Sustainable Buildings

The Environmental Sustainability team advises the design teams on all building projects to ensure that due consideration is given to their environmental sustainability impact. 

From mid-2017 onwards the design process will utilises the Passivhaus methodology and tools. Passivhaus is at the cutting edge of low energy design and has proven it can deliver comfortable buildings that perform as designed.  This approach will continue to move the University towards best practice and it is expected that an increasing number of buildings will eventually be Passivhaus certified.

As well as improving the University’s ability to hit its challenging carbon reduction targets, adopting the Passivhaus methodology is expected to provide other benefits including greater protection from rises in energy prices, reductions in building complexity and maintenance costs, and more comfortable structures in which staff can be more productive.
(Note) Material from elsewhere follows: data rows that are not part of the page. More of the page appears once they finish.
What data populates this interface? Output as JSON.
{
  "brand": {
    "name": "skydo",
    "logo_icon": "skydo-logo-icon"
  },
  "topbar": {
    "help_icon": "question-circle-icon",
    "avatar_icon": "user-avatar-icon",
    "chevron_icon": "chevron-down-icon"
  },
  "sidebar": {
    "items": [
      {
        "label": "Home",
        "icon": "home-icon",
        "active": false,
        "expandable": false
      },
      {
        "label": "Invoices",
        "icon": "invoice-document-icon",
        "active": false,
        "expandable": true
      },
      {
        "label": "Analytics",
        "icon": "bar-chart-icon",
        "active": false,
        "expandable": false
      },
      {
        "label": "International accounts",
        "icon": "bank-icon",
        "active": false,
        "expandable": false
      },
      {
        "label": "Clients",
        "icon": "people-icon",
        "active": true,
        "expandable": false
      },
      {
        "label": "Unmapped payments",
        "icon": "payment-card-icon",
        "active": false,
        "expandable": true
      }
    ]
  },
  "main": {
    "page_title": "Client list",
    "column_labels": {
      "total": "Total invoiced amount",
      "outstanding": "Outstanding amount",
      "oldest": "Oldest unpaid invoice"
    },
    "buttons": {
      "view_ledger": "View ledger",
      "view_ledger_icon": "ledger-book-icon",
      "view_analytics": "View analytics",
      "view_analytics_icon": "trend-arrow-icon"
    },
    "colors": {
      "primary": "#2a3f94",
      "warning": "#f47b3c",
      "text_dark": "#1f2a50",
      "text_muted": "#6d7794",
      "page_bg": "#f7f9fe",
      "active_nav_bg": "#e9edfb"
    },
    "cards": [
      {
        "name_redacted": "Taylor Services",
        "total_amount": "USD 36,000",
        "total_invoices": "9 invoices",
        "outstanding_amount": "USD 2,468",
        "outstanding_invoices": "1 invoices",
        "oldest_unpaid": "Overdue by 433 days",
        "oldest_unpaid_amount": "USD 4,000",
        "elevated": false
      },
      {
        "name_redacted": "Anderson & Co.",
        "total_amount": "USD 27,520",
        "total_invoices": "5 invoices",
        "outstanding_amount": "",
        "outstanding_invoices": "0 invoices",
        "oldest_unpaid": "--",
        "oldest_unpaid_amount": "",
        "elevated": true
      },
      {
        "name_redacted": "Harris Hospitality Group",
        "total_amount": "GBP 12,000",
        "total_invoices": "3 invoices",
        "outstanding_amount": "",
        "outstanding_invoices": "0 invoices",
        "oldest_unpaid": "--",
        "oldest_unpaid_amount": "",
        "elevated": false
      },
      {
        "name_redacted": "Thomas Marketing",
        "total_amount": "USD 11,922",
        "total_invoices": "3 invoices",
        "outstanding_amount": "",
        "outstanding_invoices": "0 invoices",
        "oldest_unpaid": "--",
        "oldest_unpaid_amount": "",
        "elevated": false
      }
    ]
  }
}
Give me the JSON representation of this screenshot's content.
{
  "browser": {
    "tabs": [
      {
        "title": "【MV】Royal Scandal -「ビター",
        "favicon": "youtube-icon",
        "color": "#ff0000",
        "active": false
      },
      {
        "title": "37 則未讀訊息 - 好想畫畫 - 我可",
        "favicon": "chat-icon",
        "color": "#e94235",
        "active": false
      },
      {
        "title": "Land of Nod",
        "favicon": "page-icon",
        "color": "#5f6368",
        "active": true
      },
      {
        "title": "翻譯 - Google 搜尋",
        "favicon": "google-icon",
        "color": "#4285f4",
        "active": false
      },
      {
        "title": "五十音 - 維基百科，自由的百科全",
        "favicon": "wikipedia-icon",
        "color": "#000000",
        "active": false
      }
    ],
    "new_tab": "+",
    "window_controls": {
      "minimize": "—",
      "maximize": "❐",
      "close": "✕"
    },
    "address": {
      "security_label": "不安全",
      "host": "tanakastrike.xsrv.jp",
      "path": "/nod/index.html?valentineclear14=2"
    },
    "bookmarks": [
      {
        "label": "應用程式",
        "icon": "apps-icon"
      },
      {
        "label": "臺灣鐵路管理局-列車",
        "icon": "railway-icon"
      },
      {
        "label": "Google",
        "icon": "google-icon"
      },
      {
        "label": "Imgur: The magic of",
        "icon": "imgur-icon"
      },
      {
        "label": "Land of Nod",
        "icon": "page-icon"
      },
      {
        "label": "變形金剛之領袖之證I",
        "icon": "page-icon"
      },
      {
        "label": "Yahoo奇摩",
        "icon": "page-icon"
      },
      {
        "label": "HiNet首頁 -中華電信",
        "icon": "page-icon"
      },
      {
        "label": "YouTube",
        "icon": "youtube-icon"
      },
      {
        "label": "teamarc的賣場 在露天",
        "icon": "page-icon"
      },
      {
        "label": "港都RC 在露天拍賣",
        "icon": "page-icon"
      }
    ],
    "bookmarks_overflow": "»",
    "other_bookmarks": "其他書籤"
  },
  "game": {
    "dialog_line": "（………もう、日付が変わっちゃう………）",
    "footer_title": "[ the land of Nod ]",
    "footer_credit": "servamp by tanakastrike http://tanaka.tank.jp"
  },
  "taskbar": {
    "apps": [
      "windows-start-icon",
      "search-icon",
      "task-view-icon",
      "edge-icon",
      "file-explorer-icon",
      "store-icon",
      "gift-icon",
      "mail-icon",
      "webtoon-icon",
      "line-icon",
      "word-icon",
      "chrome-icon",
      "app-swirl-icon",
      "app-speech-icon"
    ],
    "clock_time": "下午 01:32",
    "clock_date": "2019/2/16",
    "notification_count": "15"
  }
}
The University previously utilised the Building Research Establishment Environmental Assessment Method (BREEAM) for major new construction and refurbishment projects. The University has sought an ‘Excellent’ rating for all projects over £1m since 2009. 

Due to the length of the construction project cycle, the University will continue to seek a BREEAM Excellent rating for buildings commencing the design phase prior to mid-2017.

How are we contributing to developing sustainable buildings?

  • Supporting implementation of the BREEAM methodology for developments commencing prior to 2017 and Passivhaus for those post 2017.
  • Many recent University capital projects demonstrate significant sustainable construction features, such as ground source heat pump systems (Earth Sciences and Andrew Wiles buildings) and integrated photovoltaic panels (Biochemistry building).